High molecular weight genomic DNA (HMW gDNA) used for PacBio HiFi, Illumina and
Oxford Nanopore Technologies (ONT) sequencing was extracted from the leaf tissues using
a modified CTAB method
16
. The concentration and quality of the extracted DNA were
assessed using a NanoDrop spectrophotometer.
PacBio HiFi
HMW gDNA was sent to National Genomics Infrastructure (NGI) Sweden for library
preparation and sequencing on the PacBio Sequel II platform. We obtained 79.4 Gbp of raw
data, consisting of 4.1 million reads.
Illumina Hi-C
Leaves from 4-week old S. tuberosum cv. Désirée plants were collected, flash-frozen in
liquid nitrogen and ground using mortar and pestle. Hi-C library prep using the Omni-C kit
(Dovetail Genomics) and sequencing were performed on an Illumina NovaSeq 6000 platform
by NGI Sweden. Sequencing generated 2018.4 million paired-end (2 × 150 bp) reads.
ONT
The HMW gDNA was used for ONT DNA library prep using the SQK-LSK110 kit and
sequenced on a MinION using the FLO-MIN106 flow cell. Reads were basecalled using
Dorado (v0.7.2) with the model dna_r9.4.1_e8_sup@v3.3 which generated 5.8 Gbp.

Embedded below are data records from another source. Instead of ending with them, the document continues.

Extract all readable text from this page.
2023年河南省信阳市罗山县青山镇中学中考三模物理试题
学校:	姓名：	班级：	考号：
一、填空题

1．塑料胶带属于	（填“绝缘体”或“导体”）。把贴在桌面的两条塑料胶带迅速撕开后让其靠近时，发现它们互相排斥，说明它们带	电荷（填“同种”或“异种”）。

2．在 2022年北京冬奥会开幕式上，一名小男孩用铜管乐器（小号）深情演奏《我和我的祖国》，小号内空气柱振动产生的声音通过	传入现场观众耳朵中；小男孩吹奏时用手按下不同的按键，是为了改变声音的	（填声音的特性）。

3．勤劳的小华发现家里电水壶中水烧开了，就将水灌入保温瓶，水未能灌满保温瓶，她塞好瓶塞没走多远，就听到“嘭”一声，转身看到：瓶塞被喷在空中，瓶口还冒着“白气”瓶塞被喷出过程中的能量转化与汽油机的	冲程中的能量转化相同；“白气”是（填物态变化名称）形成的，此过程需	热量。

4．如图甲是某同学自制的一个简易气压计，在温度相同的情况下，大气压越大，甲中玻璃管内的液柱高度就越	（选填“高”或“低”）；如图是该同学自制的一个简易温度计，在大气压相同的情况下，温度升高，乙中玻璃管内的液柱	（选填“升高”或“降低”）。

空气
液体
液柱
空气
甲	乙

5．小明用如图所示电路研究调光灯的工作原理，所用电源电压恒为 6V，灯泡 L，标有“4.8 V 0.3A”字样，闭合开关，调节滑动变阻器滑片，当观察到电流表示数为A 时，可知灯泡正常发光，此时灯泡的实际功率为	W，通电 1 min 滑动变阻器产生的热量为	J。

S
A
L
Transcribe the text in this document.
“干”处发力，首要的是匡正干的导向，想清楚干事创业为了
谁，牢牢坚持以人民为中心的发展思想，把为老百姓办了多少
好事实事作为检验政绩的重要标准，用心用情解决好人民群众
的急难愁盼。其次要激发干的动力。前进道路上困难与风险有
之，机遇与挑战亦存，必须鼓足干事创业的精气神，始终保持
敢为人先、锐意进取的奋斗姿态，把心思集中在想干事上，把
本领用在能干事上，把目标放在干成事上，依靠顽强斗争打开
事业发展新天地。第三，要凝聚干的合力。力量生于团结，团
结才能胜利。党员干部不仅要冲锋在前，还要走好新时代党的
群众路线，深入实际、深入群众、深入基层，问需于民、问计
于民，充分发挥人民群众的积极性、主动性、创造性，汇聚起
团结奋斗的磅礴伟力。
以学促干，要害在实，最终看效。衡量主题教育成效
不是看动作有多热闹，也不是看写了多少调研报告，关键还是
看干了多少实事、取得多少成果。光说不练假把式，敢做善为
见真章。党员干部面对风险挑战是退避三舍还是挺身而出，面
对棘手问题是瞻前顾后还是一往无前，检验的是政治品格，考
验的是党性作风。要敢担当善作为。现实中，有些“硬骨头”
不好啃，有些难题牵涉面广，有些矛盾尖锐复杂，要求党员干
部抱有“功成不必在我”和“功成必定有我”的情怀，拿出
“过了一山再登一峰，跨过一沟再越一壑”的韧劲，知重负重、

The
reads with methylation-related tags were converted to bedMethyl format using modkit
(v0.4.1).
Illumina short reads
Illumina short-read library was constructed from the HMW gDNA and sequenced on Illumina
NextSeq 2000 by ELIXIR Slovenia node to generate 150 bp paired-end reads. The
short-read sequencing generated approximately 138 Gbp of raw data, consisting of 460.1
million paired-end (2 × 150 bp) reads.
Genome size and heterozygosity estimation
The genome characteristics of S. tuberosum cv. Désirée, including genome size,
heterozygosity, and repeat content, were estimated using Illumina short-read data and a
k-mer based approach. A 21-mer frequency distribution was generated with Jellyfish
(v2.2.10), and the genome's key features were inferred using GenomeScope2 (v2.0). The
haploid genome size was estimated at 669.6 Mbp, with a heterozygosity rate estimated at
3.8–5.7%.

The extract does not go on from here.